Andrea Castillo, Los Angeles Times on

Published in News & Features

LOS ANGELES--An immigration appeals court this week threw out the final deportation order for Romulo Avelica-Gonzalez, who was detained in late February minutes after he dropped his daughter off at school in Lincoln Heights.

His lawyer said the case will be kicked back to the local immigration court that initially ordered that he be deported. That means Avelica-Gonzalez, 49, is still in deportation proceedings, but it could take years for a judge to enter a new decision.

An official with U.S. Immigration and Customs Enforcement said the agency can no longer comment on Avelica-Gonzalez's case because of his pending U visa application.

Avelica-Gonzalez, a Mexican citizen, has lived in the United States for 25 years.
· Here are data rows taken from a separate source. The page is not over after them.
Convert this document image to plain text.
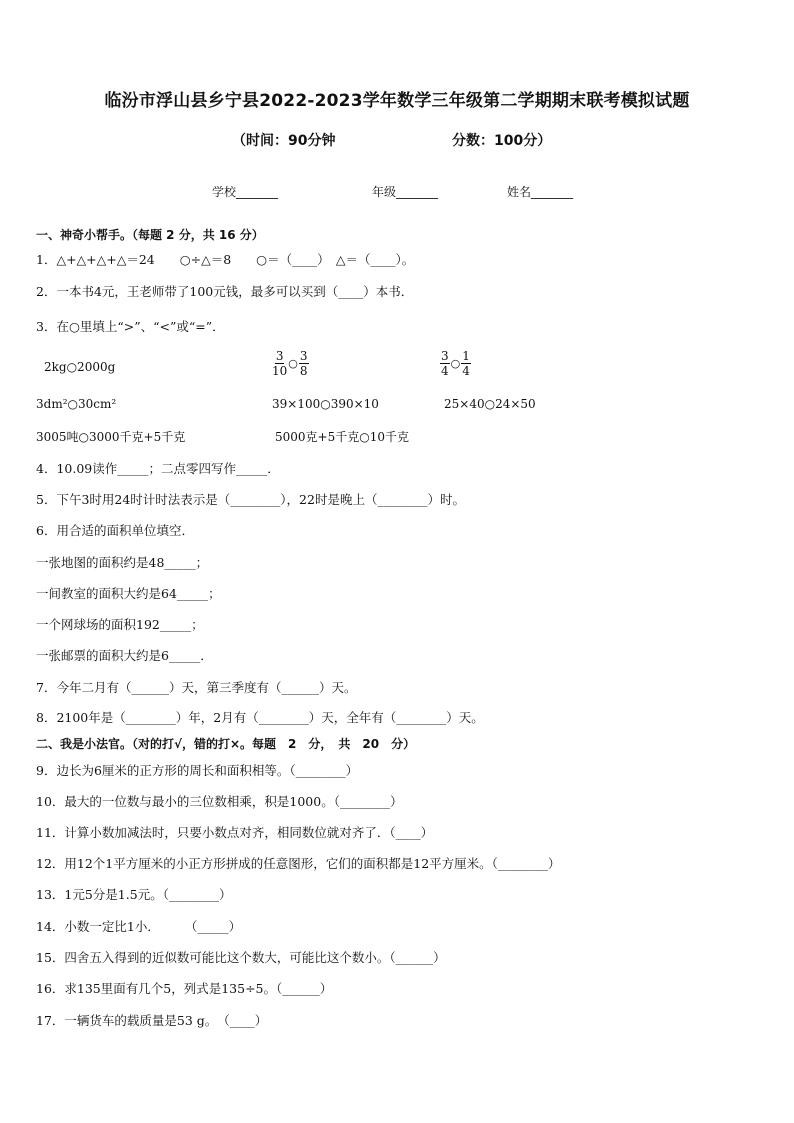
临汾市浮山县乡宁县2022-2023学年数学三年级第二学期期末联考模拟试题
（时间：90分钟	分数：100分）
学校_______	年级_______	姓名_______
一、神奇小帮手。（每题 2 分，共 16 分）
1．△+△+△+△＝24　　○÷△＝8　　○＝（____）　△＝（____）。
2．一本书4元，王老师带了100元钱，最多可以买到（____）本书．
3．在○里填上“>”、“<”或“=”．
2kg○2000g	$\frac{3}{10}$ ○ $\frac{3}{8}$	$\frac{3}{4}$ ○ $\frac{1}{4}$
3dm²○30cm²	39×100○390×10	25×40○24×50
3005吨○3000千克+5千克	5000克+5千克○10千克
4．10.09读作_____；二点零四写作_____．
5．下午3时用24时计时法表示是（________），22时是晚上（________）时。
6．用合适的面积单位填空．
一张地图的面积约是48_____；
一间教室的面积大约是64_____；
一个网球场的面积192_____；
一张邮票的面积大约是6_____．
7．今年二月有（______）天，第三季度有（______）天。
8．2100年是（________）年，2月有（________）天，全年有（________）天。
二、我是小法官。（对的打√，错的打×。每题　2　分，　共　20　分）
9．边长为6厘米的正方形的周长和面积相等。（________）
10．最大的一位数与最小的三位数相乘，积是1000。（________）
11．计算小数加减法时，只要小数点对齐，相同数位就对齐了．（____）
12．用12个1平方厘米的小正方形拼成的任意图形，它们的面积都是12平方厘米。（________）
13．1元5分是1.5元。（________）
14．小数一定比1小．　　　（_____）
15．四舍五入得到的近似数可能比这个数大，可能比这个数小。（______）
16．求135里面有几个5，列式是135÷5。（______）
17．一辆货车的载质量是53 g。　（____）
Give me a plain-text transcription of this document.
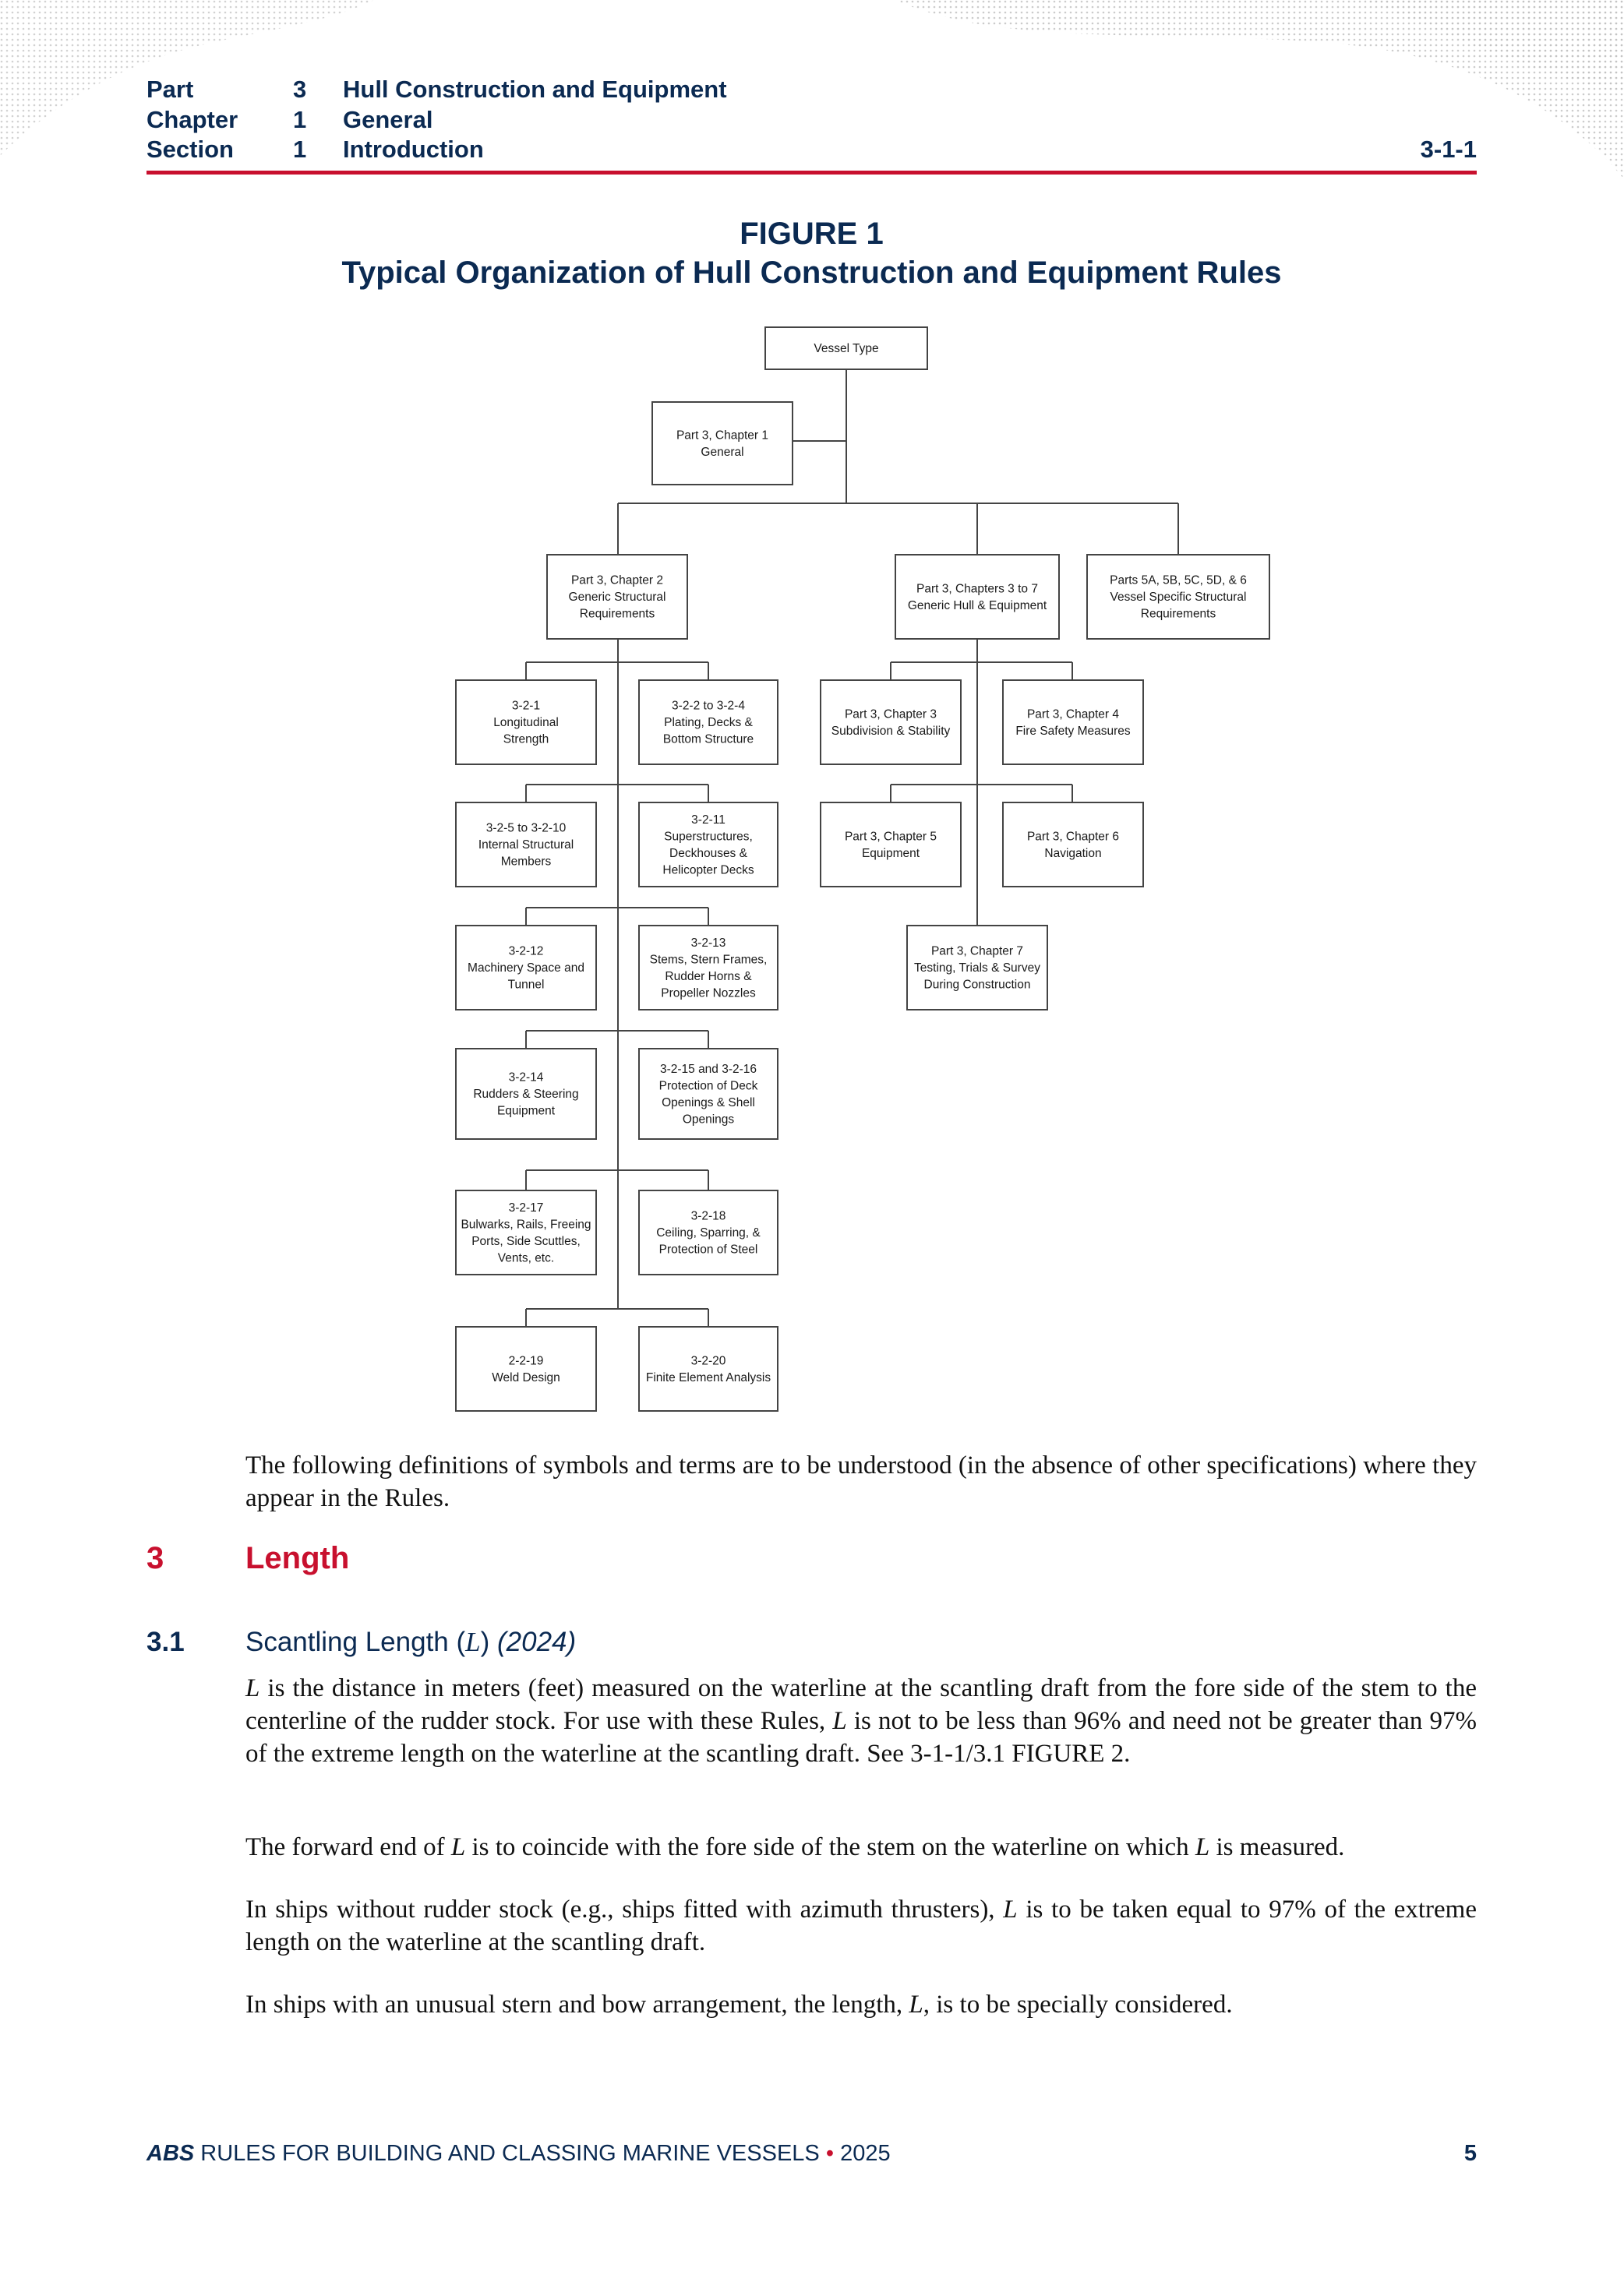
Part	3 Hull Construction and Equipment
Chapter 1 General
Section 1 Introduction	3-1-1
FIGURE 1
Typical Organization of Hull Construction and Equipment Rules
Vessel Type
Part 3, Chapter 1
General
Part 3, Chapter 2
Generic Structural
Requirements
Part 3, Chapters 3 to 7
Generic Hull & Equipment
Parts 5A, 5B, 5C, 5D, & 6
Vessel Specific Structural
Requirements
3-2-1
Longitudinal
Strength
3-2-2 to 3-2-4
Plating, Decks &
Bottom Structure
3-2-5 to 3-2-10
Internal Structural
Members
3-2-11
Superstructures,
Deckhouses &
Helicopter Decks
3-2-12
Machinery Space and
Tunnel
3-2-13
Stems, Stern Frames,
Rudder Horns &
Propeller Nozzles
3-2-14
Rudders & Steering
Equipment
3-2-15 and 3-2-16
Protection of Deck
Openings & Shell
Openings
3-2-17
Bulwarks, Rails, Freeing
Ports, Side Scuttles,
Vents, etc.
3-2-18
Ceiling, Sparring, &
Protection of Steel
2-2-19
Weld Design
3-2-20
Finite Element Analysis
Part 3, Chapter 3
Subdivision & Stability
Part 3, Chapter 4
Fire Safety Measures
Part 3, Chapter 5
Equipment
Part 3, Chapter 6
Navigation
Part 3, Chapter 7
Testing, Trials & Survey
During Construction
The following definitions of symbols and terms are to be understood (in the absence of other specifications) where they appear in the Rules.
3	Length
3.1 Scantling Length (L) (2024)
L is the distance in meters (feet) measured on the waterline at the scantling draft from the fore side of the stem to the centerline of the rudder stock. For use with these Rules, L is not to be less than 96% and need not be greater than 97% of the extreme length on the waterline at the scantling draft. See 3-1-1/3.1 FIGURE 2.
The forward end of L is to coincide with the fore side of the stem on the waterline on which L is measured.
In ships without rudder stock (e.g., ships fitted with azimuth thrusters), L is to be taken equal to 97% of the extreme length on the waterline at the scantling draft.
In ships with an unusual stern and bow arrangement, the length, L, is to be specially considered.
ABS RULES FOR BUILDING AND CLASSING MARINE VESSELS • 2025	5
ICE agents arrested him Feb. 28, minutes after he dropped off his daughter Yuleni, 12, at school. Another daughter, Fatima, now 14, sobbed as she recorded cellphone video of the encounter, which went viral.

The case drew national attention, with critics citing it as an example of President Donald Trump's aggressive and sweeping stance on illegal immigration. Meanwhile, supporters of Trump's hard-line approach emphasize that immigrants like Avelica-Gonzalez broke the law by coming to the country illegally and further undermined any claim to live in the U.S. when they committed crimes, however minor.

Avelica-Gonzalez has a bond hearing Aug. 30, said his lead attorney, Alan Diamante. He could be released that day while his attorneys continue to fight his immigration case.

"These five months have felt like five years," Avelica-Gonzalez said in an interview Aug. 4 at the Adelanto Detention Facility in San Bernardino County.

Diamante said the deportation order was vacated Monday by the Board of Immigration Appeals, the highest administrative body in the country's immigration court system.

In June, lawyers settled Avelica-Gonzalez's decades-old misdemeanor convictions -- for driving under the influence and for receiving stolen car tags -- that prompted the deportation order leading to his arrest. He pleaded guilty to lesser vehicle code violations.

"When we started with him he had two significant crimes and a removal order," Diamante said. "Now all that is gone."